This book is not a fantasy. Instead, it is based on the memories of the Romanian-born German writer Oskar Pastior, who — like the novel's protagonist, 17-year-old Leo Auberg — spent five years of his life in a prison camp. Pastior was never able to find his way back to normal life after being released from the camp. He kept quiet about his fate for decades.

Pastior eventually shared his experiences in a series of long talks with his friend, writer Herta Müller. The conversations developed into the wish to write a joint novel, but it wasn't to be: Pastior died in 2006. The Hunger Angel appeared three years later.

'The Hunger Angel' by Herta Müller 

Soviet gulags for Germans of Romania

As a member of the German-speaking minority in Romania, Pastior was deported to a Soviet gulag shortly before the end of World War II, where he spent the next few years. Such forced labor was supposed to serve as punishment and atonement for the crimes of the Nazi regime. Along with Pastior, 60,000 other individuals between the ages of 17 and 35 experienced hunger, deprivation and desperation. The topic remained taboo until Romania's communist system collapsed in 1989. It then took another 20 years until Herta Müller published her novel.

Language as lifesaver

The Hunger Angel is not a historical novel. At the center of the book is 17-year-old Leo, who in January 1945 is picked up, packed into a livestock wagon and deported to a forced labor camp. He has no idea what's in store for him and imagines an adventure awaits. He sees it all as a chance to escape the confinement of his family — for Leo is homosexual and fears that it could land him in prison.

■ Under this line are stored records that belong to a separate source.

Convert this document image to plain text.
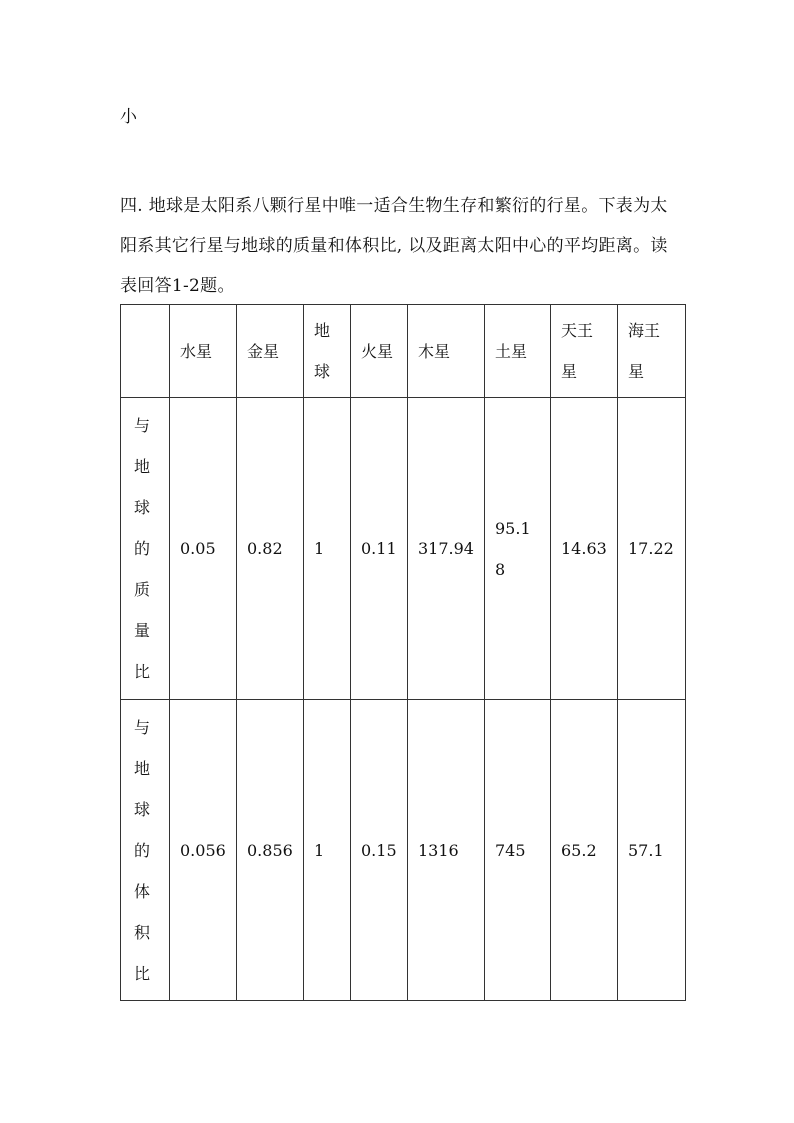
小
四. 地球是太阳系八颗行星中唯一适合生物生存和繁衍的行星。下表为太阳系其它行星与地球的质量和体积比, 以及距离太阳中心的平均距离。读表回答1-2题。
	水星	金星	地球	火星	木星	土星	天王星	海王星
与地球的质量比	0.05	0.82	1	0.11	317.94	95.18	14.63	17.22
与地球的体积比	0.056	0.856	1	0.15	1316	745	65.2	57.1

A barbed wire looms over the top of a fence
Many ethnic Germans in Romania were shipped off to Soviet labor campsImage: Imago/Hohlfeld

He quickly learns that the labor camp offers no chance for a new life, but rather, only degradation as he is forced to toil away to rebuild the Soviet Union. Leo feels his sense of self disappear.  He grows numb as everything unique about him falls away. Indeed, it must fall away if he wants to survive. Hunger also eats away at him. 

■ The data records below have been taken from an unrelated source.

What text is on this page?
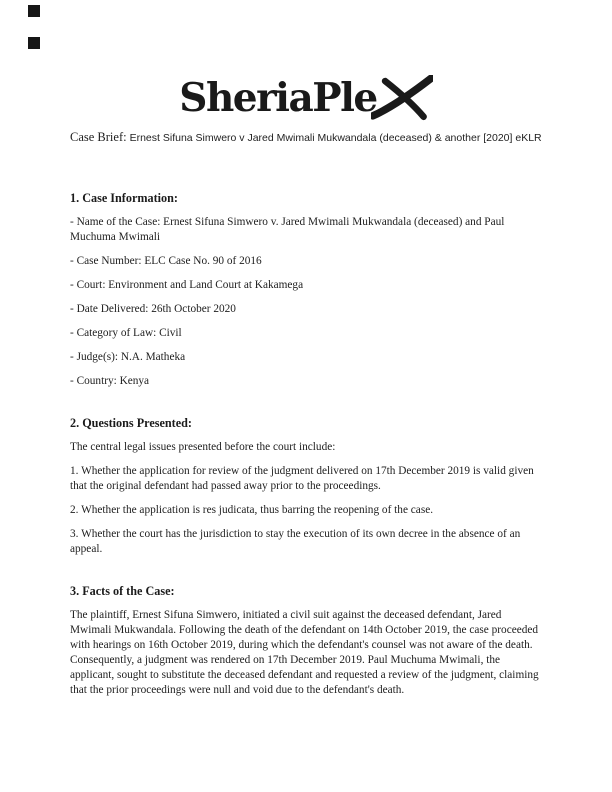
SheriaPle

Case Brief: Ernest Sifuna Simwero v Jared Mwimali Mukwandala (deceased) & another [2020] eKLR

1. Case Information:

- Name of the Case: Ernest Sifuna Simwero v. Jared Mwimali Mukwandala (deceased) and Paul Muchuma Mwimali

- Case Number: ELC Case No. 90 of 2016

- Court: Environment and Land Court at Kakamega

- Date Delivered: 26th October 2020

- Category of Law: Civil

- Judge(s): N.A. Matheka

- Country: Kenya

2. Questions Presented:

The central legal issues presented before the court include:

1. Whether the application for review of the judgment delivered on 17th December 2019 is valid given that the original defendant had passed away prior to the proceedings.

2. Whether the application is res judicata, thus barring the reopening of the case.

3. Whether the court has the jurisdiction to stay the execution of its own decree in the absence of an appeal.

3. Facts of the Case:

The plaintiff, Ernest Sifuna Simwero, initiated a civil suit against the deceased defendant, Jared Mwimali Mukwandala. Following the death of the defendant on 14th October 2019, the case proceeded with hearings on 16th October 2019, during which the defendant's counsel was not aware of the death. Consequently, a judgment was rendered on 17th December 2019. Paul Muchuma Mwimali, the applicant, sought to substitute the deceased defendant and requested a review of the judgment, claiming that the prior proceedings were null and void due to the defendant's death.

It is only language that helps him and the other prisoners to momentarily forget the horrors of the camp. Words provide comfort and escape.

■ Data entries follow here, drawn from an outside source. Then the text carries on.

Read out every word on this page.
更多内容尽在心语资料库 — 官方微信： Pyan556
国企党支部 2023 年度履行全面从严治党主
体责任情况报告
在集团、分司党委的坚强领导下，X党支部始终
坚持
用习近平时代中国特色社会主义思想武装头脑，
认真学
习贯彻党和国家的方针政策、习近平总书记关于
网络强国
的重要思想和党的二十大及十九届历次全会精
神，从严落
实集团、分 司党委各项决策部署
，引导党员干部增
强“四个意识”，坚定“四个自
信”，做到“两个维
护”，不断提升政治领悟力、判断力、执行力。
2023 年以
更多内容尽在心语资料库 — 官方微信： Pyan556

"Telling a recipe takes greater art than telling a joke. The punch line has to hit home even though it's not funny. Here in the camp it's already a joke as soon as you say: FIRST TAKE. The punch line is that there's nothing to take. But no one bothers to say that. Recipes are the jokes of the hunger angel."

Hunger angels and teetering breath

The story is told in language so beautiful that it hurts. It pushes the reader to emotional limits. At the same time, Herta's images and words have something old-fashioned and excessive about them, as if they are from a different, long-lost world.

The hunger angel, for example, is a type of spirit that is always there. Every person in the camp has a hunger angel. It watches over each woman and man as they sleep and accompanies them into the field, where they toil away until exhaustion — and sometimes until death.

Or take Müller's idea of a teetering breath, an image that is used as the book's German title, Die Atemschauklen. It's meaning is never really clarified.

"I keep the two ends in balance, the heart-shovel teeters in my hand like a seesaw, the way my breath teeters inside my chest."

Oppression of Romania's German minority under Ceausescu

Müller herself was a Romanian-born German who was spied upon, intimidated, interrogated and censured. In 1987 she emigrated to West Germany, where she continued to feel threatened by the Romanian Socialist Republic's secret police, the Securitate. Life under dictatorship and the distortions this causes have remained leitmotivs in her literary work through the present day.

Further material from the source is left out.